COLORADO SPRINGS, CO — What do an archeologist, an environmentalist, an engineer, and a curator have in common? Public art, at least when it comes to programs that take art beyond the gallery walls and onto hiking trails and highways. After all, it takes a village to make a 40-foot sculpture that can withstand 100 mph winds. Art WithOut Limits in Colorado Springs seeks to expand art audiences and art practices by popping up in unexpected spaces. With many public art projects around the country, from Park Social in San Diego to Project Row Houses in Houston, what makes this one different?

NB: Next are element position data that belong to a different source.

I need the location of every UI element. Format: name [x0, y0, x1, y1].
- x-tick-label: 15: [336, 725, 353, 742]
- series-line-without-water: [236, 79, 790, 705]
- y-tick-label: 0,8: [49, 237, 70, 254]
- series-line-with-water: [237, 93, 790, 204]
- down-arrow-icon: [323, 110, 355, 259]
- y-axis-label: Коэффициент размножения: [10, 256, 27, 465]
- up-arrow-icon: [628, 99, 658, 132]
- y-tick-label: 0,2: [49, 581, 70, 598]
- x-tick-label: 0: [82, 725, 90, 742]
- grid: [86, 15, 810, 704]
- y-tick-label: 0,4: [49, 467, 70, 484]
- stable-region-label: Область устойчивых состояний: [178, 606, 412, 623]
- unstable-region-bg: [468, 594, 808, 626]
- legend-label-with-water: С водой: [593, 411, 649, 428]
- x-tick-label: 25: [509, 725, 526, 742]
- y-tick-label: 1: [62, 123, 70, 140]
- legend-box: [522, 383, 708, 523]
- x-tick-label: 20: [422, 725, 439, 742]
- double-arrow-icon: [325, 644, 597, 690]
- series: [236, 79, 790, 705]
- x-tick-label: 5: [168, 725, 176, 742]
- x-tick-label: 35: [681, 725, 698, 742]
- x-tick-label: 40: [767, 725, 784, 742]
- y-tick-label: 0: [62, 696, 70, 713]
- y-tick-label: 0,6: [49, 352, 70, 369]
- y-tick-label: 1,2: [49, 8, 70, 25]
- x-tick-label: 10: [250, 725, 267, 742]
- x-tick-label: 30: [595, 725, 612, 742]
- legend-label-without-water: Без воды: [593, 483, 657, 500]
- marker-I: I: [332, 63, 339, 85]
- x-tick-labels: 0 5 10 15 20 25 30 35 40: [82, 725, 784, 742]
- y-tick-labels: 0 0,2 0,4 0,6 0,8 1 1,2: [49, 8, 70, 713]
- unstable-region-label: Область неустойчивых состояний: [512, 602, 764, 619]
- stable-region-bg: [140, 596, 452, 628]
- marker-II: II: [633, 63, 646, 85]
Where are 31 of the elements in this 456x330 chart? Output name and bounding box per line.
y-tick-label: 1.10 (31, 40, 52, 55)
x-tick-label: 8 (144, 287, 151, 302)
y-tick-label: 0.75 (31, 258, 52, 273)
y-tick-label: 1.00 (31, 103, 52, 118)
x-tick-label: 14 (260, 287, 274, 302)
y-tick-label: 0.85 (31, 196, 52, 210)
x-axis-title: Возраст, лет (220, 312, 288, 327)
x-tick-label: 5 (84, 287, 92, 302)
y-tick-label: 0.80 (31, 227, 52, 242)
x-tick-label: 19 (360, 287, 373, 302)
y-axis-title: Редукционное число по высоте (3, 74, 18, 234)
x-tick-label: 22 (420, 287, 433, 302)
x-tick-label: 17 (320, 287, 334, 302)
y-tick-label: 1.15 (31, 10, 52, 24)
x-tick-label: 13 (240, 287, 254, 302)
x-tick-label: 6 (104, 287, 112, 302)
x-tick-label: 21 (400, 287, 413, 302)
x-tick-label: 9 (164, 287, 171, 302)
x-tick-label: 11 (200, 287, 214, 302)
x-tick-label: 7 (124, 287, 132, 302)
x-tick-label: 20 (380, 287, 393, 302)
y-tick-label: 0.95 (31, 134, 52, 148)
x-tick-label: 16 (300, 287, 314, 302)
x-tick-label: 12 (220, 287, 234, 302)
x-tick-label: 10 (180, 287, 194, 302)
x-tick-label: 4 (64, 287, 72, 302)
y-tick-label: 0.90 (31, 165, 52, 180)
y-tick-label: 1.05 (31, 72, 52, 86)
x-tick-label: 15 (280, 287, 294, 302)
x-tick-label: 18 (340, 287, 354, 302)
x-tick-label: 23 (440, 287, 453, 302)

Launched in 2008, Art WithOut Limits initially featured performances and films presented in places like a parking garage and an office building. In 2018, the University of Colorado Colorado Springs (UCCS) built the Ent Center for the Arts, a 92,000-square-foot multi-venue arts center with surrounding acreage; this catapulted Art WithOut Limits into a more ambitious phase that included a robust rotation of temporary artworks on the center’s property, the adjacent Pulpit Rock Open Space property, owned by the university, and off-campus locations. Art Director Daisy McGowan curates site-responsive public works with regional, national, and international artists, which have resulted in a fourfold audience growth over the last decade — an outcome that she believes resulted from focusing on the half-million people in the Pikes Peak Region as well as the 13,000 students and staff of UCCS, instead of targeting neighboring cities like Denver.
McGowan operates at the unusual intersection of community outreach and academic discourse. The UCCS Ent Center for the Arts, Galleries of Contemporary Art Downtown (GOCA), and many properties that host Art WithOut Limits are owned by the university. UCCS also covers McGowan’s salary and those of the faculty who lend their expertise when she needs an environmental impact analysis, archeological clearance, or an engineering report (and, says McGowan, she always needs an engineering report). However, the entire exhibition program is funded with grants and donations. “Moving large sculptures is not cheap,” she shares. “I run the entire program on spec,” which makes her community outreach strategy imperative.
In the last five years alone, Art WithOut Limits has exhibited 20 artworks in addition to hosting performances, talks, and residencies. When Cannupa Hanska Luger exhibited a show titled Lazy Stitch at the Ent Center in 2018, Art WithOut Limits secured a residency for him to work with students as well as build an outdoor artwork, “Everything Anywhere” (2018), in collaboration with UCCS outdoor services staff. Materials for the artwork were found onsite and the identification plaque credited all of the contributors.
Infrastructure, climate, and vandalism — factors that are often overlooked — can sometimes alter the resulting aesthetics or costs of public art. McGowan recalls a child using a kinetic sculpture as a jungle gym and the compacted soil resisting Patrick Marold’s 2,000 eight-foot-tall generators titled The Windmill Project (2020-ongoing). “The reality is that not everything we want to do can happen, but with enough preparation you can get close,” she says.
Temporary artwork installations encourage artists to experiment, and debunk the idea that public art is all about scale. Tsehai Johnson spent much of the COVID-19 pandemic hiking from her home to her studio, where she works in mixed media and ceramics. On one particular trek, she noticed the unique flora and fauna underfoot. She started researching and documenting each plant, even making teas from her finds. In 2023, Art WithOut Limits will translate the native plants around the site of Johnson’s installation Sourcing Your Hike into 100 metal sculptures.
Artist Ian Fisher had to reconsider the response to and reach of his art when his painting “Linda” (2019) became a billboard of bright billowing clouds for The Space(s) Between, a collaborative exhibition with the University of Denver’s Vicki Myhren Gallery and GOCA at UCCS in 2021. “The billboard ended up feeling much closer to land art,” Fisher told Hyperallergic, in terms of the journey the viewer must make. “Not just a drive, but the commitment to walking to an object. It’s far from a painting. The piece exists and changes because of its surroundings, each day with its own light and condition.”
The COVID-19 pandemic highlighted how much public art anchors reunions and reignites conversations by providing safe outdoor spaces. McGowan measures her impact by many metrics, from press to visitor numbers to money raised, but she confesses it is hard to quantify the value of those gatherings. Working in a city not considered an art center also presents exciting possibilities, McGowan says, “I don’t underestimate the [Colorado Springs] audience.”